Chapter 9 — The Monetary Defect

 

The situation amounts to this inconceivable thing: all the money in circulation comes only from the banks. Even coins and paper money come into circulation only if they are released by the banks.

But the banks put money into circulation only by lending it out at interest. This means that all money in circulation comes from the banks and must be returned to the banks some day, swelled with interest.

The banks remain the owners of the money. We are only the tenants, the borrowers. If some manage to hang on to their money for a long time and even permanently, other people are made incapable of fulfilling their commitments.

A multiplicity of personal and corporate bankruptcies, mortgages upon mortgages, and the continuous growth of the public debt, are the natural fruits of such a system.

Charging interest on money at birth, as it comes into existence, is illegitimate and absurd, antisocial, and contrary to good arithmetic. The monetary defect is therefore as much a technical defect as a social defect.

As our country grows, in production as well as in population, more money is a must. But it is impossible to get new money without contracting a debt, which collectively cannot be paid.

So we are left with the alternatives of either stopping growth or going into debt; of either plunging into mass unemployment or of having an unrepayable debt. And it is precisely this dilemma that is being debated in every country.

Aristotle, and later, Saint Thomas Aquinas, wrote that money does not produce offspring, does not breed more money. But the bankers bring money into existence, provided only that it breeds more money. Since neither governments nor the public create money, no one creates the offspring (the interest) claimed by the banker. Even legalized, this form of issue remains vicious and insulting.

Decline and degradation

This way of creating our country's money, by putting governments and individuals in debt, establishes a real dictatorship over governments and individuals alike.

The sovereign government has become a signatory of debts owed to a small group of profiteers. A minister, who represents all of the population of the country, signs unrepayable debts. The banker, who represents a few shareholders who thirst after profits, manufactures our country's money.

This is one striking aspect of the degeneration of power, of which Pope Pius XI spoke: governments have surrendered their noble functions, and have become the servants of private interests.

The Government, instead of guiding Canada, has become a mere tax collector, and the biggest item in government expenditures is precisely debt servicing: payment of the interest on the public debt.

Furthermore, legislation consists mainly in taxing the citizens, and erecting, everywhere, restrictions to freedom.

There are laws to make sure that the money creators are repaid. There are none to prevent human beings from dying in dire poverty.
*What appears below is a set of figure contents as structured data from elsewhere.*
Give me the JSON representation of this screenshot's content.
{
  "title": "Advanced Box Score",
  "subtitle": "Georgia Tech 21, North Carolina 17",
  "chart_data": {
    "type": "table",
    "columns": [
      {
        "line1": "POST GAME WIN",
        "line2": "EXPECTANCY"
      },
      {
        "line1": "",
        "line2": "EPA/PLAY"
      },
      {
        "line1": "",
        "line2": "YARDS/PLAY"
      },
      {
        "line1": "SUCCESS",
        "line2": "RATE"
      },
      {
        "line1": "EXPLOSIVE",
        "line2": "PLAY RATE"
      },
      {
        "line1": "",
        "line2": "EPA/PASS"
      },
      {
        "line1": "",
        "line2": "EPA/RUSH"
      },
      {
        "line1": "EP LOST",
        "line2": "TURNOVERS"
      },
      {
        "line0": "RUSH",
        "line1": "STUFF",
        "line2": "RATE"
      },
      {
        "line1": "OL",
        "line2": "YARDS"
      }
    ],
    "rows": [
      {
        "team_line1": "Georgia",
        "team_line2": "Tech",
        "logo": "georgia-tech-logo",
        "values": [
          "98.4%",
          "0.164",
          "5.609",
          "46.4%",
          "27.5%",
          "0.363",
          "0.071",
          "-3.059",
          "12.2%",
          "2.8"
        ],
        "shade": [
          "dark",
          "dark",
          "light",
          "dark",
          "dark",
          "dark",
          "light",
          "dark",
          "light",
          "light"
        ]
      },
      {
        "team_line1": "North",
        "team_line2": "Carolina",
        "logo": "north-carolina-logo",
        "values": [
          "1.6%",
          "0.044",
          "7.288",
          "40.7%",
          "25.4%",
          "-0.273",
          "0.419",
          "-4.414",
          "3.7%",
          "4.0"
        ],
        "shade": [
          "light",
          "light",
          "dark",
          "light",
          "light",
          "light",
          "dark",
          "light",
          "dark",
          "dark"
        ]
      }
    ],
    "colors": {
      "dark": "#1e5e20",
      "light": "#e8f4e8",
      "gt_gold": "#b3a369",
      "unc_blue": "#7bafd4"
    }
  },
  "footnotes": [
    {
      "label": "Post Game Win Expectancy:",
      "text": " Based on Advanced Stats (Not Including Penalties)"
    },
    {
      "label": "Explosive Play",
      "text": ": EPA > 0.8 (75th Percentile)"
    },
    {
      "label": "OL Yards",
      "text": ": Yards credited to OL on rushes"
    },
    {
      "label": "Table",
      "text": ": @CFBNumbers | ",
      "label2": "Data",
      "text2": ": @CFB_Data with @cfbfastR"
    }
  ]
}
Tight money develops a mentality of wolves in individuals. In front of plenty, everyone tries to get the too scarce symbols of the goods that give a right to a share in this plenty. Hence, frantic competition, patronage, denunciations, the tyranny of the “boss”, domestic strife, etc.

A handful of people preys on the others; the great mass of the people groan; many founder in the most degrading poverty.

Sick people remain without care, children are poorly or insufficiently nourished, talents go undeveloped, youths can neither find jobs nor start homes and families, farmers lose their farms, industrialists go bankrupt, families struggle with difficulties — all this without any other cause than the lack of money.

The banker's pen imposes privations on the public and servitude on the governments.